Founder's Story
This didn’t start as an idea.
It started as a burden.
November Saturdays was built from what I lived, what I witnessed, and what I could never unsee. This foundation exists because I know what it looks like when a child has potential, but no real support behind it.
November Saturdays was never just a name to me. Before it became a foundation, it was a feeling. It felt like football, community, people gathered together, and something deeper I couldn’t fully explain yet. But the mission behind it started long before the name ever did.
I grew up in a home with an open door. My parents made room for people. If someone needed a place to stay, somewhere to sleep, a meal, or just somebody to care, they showed up. That shaped me more than I realized at the time. It taught me that love is not just something you say. It’s something you do.
As I got older, life put me face to face with what happens when children grow up without stability, support, protection, or real intervention. I watched someone I loved be failed by nearly every system that was supposed to help him. I watched trauma go untreated. I watched survival get mistaken for rebellion. I watched a child carry pain that kept getting deeper instead of getting healed.
And through all of it, I also watched what sports meant to him.
Sports were more than a game. They were structure. Identity. Escape. Belonging. Hope. They were one of the only places where purpose felt real. And I saw how different life can look when a child has talent, but not the support, resources, or stability to keep going.
That stayed with me.
I could not walk away from everything I saw and pretend it did not leave a mark on me. I knew there had to be something on the other side of all that pain. I knew I was not meant to just survive what I had lived through and move on like it meant nothing. There had to be purpose in it. There had to be something that could reach back and become a bridge for somebody else.
That is why November Saturdays exists.
This foundation exists to interrupt generational trauma, restore potential, and give children a real chance to rewrite their future. We believe sports can be the entry point, because sports save lives. They create connection. They build confidence. They put kids in rooms with mentors, discipline, community, and hope. But this work has always been bigger than athletics. It is about dignity. It is about access. It is about showing children they are not forgotten.
I know what it looks like when need goes unseen. I know what it looks like when families are trying their best and still falling short. I know what it looks like when a child gets labeled before they ever get helped. And I know what can happen when somebody steps in early enough to change the direction of that story.
November Saturdays is my way of stepping in.

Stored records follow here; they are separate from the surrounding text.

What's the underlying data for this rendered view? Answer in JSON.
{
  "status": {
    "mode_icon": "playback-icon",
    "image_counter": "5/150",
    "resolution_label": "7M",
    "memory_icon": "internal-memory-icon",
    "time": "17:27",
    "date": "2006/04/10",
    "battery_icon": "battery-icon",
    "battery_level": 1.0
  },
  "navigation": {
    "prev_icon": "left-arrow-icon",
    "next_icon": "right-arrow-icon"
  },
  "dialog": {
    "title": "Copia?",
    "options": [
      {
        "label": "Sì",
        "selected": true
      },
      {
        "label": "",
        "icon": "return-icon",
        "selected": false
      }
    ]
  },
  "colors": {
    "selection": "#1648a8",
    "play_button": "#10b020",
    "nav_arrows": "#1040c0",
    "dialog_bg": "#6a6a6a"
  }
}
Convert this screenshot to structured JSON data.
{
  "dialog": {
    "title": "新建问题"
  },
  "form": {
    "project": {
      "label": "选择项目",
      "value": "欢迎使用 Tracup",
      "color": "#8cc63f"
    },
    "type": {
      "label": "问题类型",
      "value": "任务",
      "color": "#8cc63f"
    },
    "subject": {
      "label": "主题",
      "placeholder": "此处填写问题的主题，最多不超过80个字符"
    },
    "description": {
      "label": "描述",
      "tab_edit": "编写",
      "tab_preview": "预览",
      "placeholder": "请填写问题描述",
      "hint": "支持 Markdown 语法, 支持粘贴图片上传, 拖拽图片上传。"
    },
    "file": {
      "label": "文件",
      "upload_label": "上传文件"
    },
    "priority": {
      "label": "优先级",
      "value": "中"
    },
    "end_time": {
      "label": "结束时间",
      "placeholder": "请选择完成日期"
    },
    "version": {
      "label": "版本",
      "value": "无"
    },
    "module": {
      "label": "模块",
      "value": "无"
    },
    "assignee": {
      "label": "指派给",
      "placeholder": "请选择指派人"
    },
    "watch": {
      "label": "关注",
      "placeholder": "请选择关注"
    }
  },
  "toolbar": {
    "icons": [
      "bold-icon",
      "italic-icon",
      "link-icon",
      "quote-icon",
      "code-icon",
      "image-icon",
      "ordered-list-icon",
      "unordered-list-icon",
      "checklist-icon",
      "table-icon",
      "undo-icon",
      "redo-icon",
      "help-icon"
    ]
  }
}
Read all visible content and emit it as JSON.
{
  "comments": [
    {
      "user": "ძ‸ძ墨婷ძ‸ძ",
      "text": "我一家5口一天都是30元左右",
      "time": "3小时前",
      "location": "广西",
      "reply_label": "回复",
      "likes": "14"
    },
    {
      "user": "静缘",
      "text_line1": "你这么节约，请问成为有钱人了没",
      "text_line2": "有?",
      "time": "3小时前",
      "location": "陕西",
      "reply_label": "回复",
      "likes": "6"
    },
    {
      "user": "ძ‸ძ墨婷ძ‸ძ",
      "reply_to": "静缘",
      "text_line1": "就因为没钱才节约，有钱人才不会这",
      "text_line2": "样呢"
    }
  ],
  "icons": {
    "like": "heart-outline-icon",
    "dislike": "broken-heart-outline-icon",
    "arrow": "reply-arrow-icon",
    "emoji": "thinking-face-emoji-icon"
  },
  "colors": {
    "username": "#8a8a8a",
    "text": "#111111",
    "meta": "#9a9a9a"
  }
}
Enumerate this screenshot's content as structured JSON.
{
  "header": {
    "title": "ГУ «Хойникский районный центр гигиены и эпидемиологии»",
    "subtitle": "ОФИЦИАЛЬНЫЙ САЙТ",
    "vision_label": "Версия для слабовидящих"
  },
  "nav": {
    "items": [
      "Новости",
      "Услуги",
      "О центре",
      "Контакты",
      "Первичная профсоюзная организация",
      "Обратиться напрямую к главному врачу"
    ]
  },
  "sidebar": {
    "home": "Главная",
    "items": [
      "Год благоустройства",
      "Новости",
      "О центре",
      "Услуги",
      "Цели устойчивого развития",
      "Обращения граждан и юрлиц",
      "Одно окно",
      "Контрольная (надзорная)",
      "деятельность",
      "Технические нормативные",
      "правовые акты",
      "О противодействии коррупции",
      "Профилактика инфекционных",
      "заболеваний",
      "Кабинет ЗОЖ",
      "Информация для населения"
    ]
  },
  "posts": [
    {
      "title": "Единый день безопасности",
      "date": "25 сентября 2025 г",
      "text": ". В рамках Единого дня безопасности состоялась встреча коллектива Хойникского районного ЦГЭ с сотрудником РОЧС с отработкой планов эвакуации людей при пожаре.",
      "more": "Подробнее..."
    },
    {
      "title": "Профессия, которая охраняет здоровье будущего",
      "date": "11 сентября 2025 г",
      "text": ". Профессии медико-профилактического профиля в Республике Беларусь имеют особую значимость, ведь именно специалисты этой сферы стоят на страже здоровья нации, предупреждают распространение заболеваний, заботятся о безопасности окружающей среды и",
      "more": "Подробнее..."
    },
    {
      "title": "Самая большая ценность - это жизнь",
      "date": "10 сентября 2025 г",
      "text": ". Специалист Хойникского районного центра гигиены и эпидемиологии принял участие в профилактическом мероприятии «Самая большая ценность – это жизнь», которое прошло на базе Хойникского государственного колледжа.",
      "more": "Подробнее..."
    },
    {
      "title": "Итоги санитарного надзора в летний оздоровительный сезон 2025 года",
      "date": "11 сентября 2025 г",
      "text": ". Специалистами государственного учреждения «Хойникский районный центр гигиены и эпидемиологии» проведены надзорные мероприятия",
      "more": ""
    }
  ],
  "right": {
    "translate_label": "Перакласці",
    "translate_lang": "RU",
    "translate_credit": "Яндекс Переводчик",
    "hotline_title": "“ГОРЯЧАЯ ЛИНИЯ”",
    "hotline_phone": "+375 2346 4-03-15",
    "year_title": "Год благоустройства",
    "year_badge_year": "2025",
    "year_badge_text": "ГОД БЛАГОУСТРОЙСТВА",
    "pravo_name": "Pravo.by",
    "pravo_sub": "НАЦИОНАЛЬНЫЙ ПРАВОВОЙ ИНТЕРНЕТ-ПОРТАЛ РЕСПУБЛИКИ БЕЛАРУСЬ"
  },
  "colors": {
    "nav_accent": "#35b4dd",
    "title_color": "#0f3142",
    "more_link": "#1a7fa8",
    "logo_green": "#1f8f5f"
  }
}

It is not just a nonprofit to me. It is personal. It is spiritual. It is my offering. It is my obedience. It is my promise to build something bigger than my own story—something that can outlive me, reach further than me, and make sure more children have the support, opportunity, and belief they deserve.
If you are here, thank you. Thank you for caring. Thank you for seeing the mission. Thank you for believing in a future where children are not defined by trauma, poverty, family history, or the systems they were born into.
We are building something that starts with the child, because that is where change has to begin.